Nissa gave me an ultimatum, that if I were going to date her long term that I needed to find a job that gave me a little more freedom that being on call 24-7.  So we packed our bags and moved to Beverly- Salem that is Winston-Salem, NC.  I knew that it was now my time to move on to the actual school teaching portion of life.  I had an excellent partner that new how to motivate me.  I applied at two high schools for assistant positions while I went BACK to school to get my teaching certification.  I was actually looking to get into EC to work with At risk youth with behavioral and emotional issues. My first interview coincidently enough was at Southwest High School where I applied for an Occupational Course of Study assistant.  The interview went well, but was told that she needed to interview more people to get the right fit.  So the next day I interviewed at Eastern Guilford High School as a Life Skills class assistant.  This is where I got my introduction to working with students with special needs.  Can we say that this was the greatest decision of my life!  It was working with this population for three years that I knew that, this was the position I wanted to land as a teacher.  In June of 2011 I met up with the same supervisor at Southwest to interview for the open Life Skills position.  I had completed all course work, but still did not have all my Praxis tests done and passed, but the interview went really well, because she called me the next day and offered me the job.  
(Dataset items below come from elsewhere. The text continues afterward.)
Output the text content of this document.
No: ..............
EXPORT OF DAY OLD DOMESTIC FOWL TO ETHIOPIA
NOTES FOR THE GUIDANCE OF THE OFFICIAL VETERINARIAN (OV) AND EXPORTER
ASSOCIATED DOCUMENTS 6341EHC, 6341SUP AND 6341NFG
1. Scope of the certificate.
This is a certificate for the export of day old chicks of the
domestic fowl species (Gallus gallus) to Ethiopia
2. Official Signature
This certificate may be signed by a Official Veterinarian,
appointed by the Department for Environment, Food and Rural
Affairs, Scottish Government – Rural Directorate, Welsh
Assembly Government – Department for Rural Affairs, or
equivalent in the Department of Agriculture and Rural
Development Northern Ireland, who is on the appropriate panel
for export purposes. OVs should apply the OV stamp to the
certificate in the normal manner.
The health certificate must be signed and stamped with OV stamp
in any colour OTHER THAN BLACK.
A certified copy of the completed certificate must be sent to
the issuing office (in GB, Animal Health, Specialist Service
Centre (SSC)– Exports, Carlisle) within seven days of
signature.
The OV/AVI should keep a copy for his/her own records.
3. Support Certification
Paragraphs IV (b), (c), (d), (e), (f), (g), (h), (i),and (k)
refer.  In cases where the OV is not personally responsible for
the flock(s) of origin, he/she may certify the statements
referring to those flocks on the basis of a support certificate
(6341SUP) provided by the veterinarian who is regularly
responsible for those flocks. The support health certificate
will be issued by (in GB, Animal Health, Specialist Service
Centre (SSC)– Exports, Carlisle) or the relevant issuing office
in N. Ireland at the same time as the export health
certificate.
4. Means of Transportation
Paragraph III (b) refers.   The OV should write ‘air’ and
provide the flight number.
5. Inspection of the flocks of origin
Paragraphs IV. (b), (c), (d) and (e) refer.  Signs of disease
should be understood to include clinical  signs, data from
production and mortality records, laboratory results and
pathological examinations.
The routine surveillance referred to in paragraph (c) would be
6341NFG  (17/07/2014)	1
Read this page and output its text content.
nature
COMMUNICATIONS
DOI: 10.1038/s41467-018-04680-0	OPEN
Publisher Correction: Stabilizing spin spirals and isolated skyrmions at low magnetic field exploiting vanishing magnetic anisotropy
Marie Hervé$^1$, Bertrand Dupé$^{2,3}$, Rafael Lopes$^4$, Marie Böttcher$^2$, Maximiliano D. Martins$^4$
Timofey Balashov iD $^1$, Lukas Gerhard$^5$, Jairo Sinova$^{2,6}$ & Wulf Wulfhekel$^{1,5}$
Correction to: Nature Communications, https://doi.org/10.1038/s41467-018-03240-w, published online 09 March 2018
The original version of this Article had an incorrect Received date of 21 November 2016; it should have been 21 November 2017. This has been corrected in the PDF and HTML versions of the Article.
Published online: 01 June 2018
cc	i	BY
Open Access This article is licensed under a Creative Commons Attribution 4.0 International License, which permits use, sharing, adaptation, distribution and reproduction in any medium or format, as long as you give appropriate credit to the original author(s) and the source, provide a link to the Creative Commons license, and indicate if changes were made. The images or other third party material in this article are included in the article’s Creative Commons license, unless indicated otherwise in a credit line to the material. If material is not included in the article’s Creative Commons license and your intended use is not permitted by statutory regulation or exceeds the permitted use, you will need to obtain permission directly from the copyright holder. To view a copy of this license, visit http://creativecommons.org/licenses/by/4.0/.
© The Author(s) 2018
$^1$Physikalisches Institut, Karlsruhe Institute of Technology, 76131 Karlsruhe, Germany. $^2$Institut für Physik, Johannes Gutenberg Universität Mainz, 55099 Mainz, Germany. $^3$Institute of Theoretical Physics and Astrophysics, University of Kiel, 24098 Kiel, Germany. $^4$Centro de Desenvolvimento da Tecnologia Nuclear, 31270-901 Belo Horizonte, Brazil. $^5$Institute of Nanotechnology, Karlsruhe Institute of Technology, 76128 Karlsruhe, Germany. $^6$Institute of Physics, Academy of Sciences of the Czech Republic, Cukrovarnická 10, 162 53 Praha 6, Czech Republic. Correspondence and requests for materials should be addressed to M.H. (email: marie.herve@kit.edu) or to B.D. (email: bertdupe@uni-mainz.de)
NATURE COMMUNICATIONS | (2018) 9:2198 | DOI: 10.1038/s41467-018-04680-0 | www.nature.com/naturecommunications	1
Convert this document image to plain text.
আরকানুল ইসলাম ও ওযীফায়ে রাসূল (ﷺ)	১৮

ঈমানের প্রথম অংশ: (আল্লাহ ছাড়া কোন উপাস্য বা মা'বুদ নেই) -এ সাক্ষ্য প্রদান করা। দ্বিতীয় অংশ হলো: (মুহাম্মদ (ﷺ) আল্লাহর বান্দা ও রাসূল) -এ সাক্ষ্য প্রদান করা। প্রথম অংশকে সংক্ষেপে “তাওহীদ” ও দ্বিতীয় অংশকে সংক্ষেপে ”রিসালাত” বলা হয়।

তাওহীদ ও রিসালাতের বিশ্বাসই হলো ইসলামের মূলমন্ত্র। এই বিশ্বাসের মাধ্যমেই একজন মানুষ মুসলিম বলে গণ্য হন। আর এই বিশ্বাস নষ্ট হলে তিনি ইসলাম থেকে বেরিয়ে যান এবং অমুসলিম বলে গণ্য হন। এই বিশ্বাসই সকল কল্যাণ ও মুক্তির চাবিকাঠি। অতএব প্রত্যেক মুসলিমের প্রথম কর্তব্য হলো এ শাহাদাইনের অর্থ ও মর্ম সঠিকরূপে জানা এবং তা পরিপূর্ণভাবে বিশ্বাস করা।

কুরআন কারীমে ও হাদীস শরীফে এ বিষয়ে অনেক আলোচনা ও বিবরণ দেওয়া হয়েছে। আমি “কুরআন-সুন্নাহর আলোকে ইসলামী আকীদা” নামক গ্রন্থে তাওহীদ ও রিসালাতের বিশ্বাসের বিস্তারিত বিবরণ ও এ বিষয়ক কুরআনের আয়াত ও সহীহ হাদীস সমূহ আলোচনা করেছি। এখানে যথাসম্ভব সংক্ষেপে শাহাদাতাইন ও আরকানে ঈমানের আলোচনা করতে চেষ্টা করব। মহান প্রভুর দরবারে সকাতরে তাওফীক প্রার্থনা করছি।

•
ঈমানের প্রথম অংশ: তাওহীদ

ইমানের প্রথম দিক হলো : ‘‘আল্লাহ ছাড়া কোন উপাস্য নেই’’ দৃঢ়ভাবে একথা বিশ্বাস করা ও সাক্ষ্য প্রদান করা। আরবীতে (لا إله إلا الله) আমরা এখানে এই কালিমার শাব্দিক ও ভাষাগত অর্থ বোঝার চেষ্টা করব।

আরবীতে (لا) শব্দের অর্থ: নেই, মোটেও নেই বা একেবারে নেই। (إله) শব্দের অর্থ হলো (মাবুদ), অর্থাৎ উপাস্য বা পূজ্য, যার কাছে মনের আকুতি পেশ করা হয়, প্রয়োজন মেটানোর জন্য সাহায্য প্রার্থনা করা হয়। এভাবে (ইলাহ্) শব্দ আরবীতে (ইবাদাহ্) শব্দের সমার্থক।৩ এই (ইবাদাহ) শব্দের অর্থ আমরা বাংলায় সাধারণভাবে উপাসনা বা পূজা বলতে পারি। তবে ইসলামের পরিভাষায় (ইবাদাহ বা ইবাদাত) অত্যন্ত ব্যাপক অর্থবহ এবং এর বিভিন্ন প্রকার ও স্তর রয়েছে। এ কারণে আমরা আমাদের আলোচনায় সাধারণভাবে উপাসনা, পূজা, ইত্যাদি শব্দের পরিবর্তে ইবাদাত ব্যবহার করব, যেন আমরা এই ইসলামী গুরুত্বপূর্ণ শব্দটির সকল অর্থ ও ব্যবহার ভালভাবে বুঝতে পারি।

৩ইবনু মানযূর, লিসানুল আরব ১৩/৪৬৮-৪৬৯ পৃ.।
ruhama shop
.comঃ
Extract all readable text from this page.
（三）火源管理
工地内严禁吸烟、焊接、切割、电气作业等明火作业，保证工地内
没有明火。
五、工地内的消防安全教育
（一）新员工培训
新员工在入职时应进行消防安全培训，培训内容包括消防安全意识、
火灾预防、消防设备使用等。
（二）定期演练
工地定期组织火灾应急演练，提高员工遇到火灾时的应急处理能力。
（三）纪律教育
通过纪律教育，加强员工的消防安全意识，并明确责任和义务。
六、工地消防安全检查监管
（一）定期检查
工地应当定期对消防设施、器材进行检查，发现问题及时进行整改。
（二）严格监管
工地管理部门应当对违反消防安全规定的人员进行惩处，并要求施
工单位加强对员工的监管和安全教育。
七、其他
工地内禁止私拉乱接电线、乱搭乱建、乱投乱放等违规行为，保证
Of course there was set backs in this process, but every day I continued to pray about my situation.  I knew that eventually God would lead me home.  I am not claiming to be the greatest Christian in the world, but I rely on my strong relationship with God to get me through the valleys.  It is at Southwest that I found the most amazing teaching family, lead by an extremely supportive and amazing administration.  

There really is so much more to it, but I gave myself the time frame of Nissa watching Downtown Abby to complete this blog post, but I hit the good stuff.  Thanks for reading!!  Peace Love and Jeeps!!